Journal of Prime Research in Mathematics

Matrix lie rings that contains a one-dimentional lie algebra of semi-simple matrices

Evgenii L. Bashkirov
Belorussian State University of Informatics and Radioelectronics, P. Brovki st. 6, Minsk 220013, Belarus.

\(^{1}\)Corresponding Author: bashkirov57@mail.ru

Abstract

Let \(k\) be a field and \(\overline{k}\) an algebraic closure of \(k\). Suppose that \(k\)
contains more than five elements if char \(k \neq 2\). Let \(h\) be a one-dimensional subalgebra of the Lie \(k-\)algebra \(sl_{2}\overline{k}\) consisting of semi-simple matrices.
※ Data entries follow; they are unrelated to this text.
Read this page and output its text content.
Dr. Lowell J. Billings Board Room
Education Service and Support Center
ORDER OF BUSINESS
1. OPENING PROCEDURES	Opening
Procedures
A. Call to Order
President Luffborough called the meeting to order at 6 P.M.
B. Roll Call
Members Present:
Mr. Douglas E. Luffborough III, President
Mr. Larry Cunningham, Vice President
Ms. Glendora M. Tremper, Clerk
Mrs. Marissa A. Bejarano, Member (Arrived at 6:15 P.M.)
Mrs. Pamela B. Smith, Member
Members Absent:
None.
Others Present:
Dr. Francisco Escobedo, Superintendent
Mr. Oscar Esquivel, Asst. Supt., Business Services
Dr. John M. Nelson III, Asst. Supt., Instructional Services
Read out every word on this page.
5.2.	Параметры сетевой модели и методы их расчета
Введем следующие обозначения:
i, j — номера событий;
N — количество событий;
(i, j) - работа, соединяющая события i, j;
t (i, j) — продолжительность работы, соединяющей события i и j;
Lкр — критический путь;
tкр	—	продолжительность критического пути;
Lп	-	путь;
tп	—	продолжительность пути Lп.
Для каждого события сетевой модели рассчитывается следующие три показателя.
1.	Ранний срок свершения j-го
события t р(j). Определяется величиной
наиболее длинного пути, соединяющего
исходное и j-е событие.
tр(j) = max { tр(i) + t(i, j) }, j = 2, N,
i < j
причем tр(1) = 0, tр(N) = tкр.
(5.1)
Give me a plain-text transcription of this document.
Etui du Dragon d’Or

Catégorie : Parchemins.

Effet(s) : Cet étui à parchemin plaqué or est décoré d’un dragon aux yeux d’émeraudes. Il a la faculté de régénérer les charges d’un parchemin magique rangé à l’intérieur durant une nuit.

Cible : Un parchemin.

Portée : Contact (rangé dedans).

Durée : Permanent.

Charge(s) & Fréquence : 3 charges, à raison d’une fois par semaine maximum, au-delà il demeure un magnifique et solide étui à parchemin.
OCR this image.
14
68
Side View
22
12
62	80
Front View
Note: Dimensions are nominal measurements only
In this paper, it is proved that if g is a subring of the Lie ring \(sl_{2}\overline{k}\) containing h, then g is either solvable or there exists a quaternion algebra A over a subfield \(F\) of \(\overline{k}\) such that \(F ⊇ k\) and g is isomorphic to the Lie \(F-\)algebra of all elements in A that are skew-symmetric with respect to a symplectic type involution defined on A.

Keywords:

Lie rings, Lie algebras, Semi-simple matrices.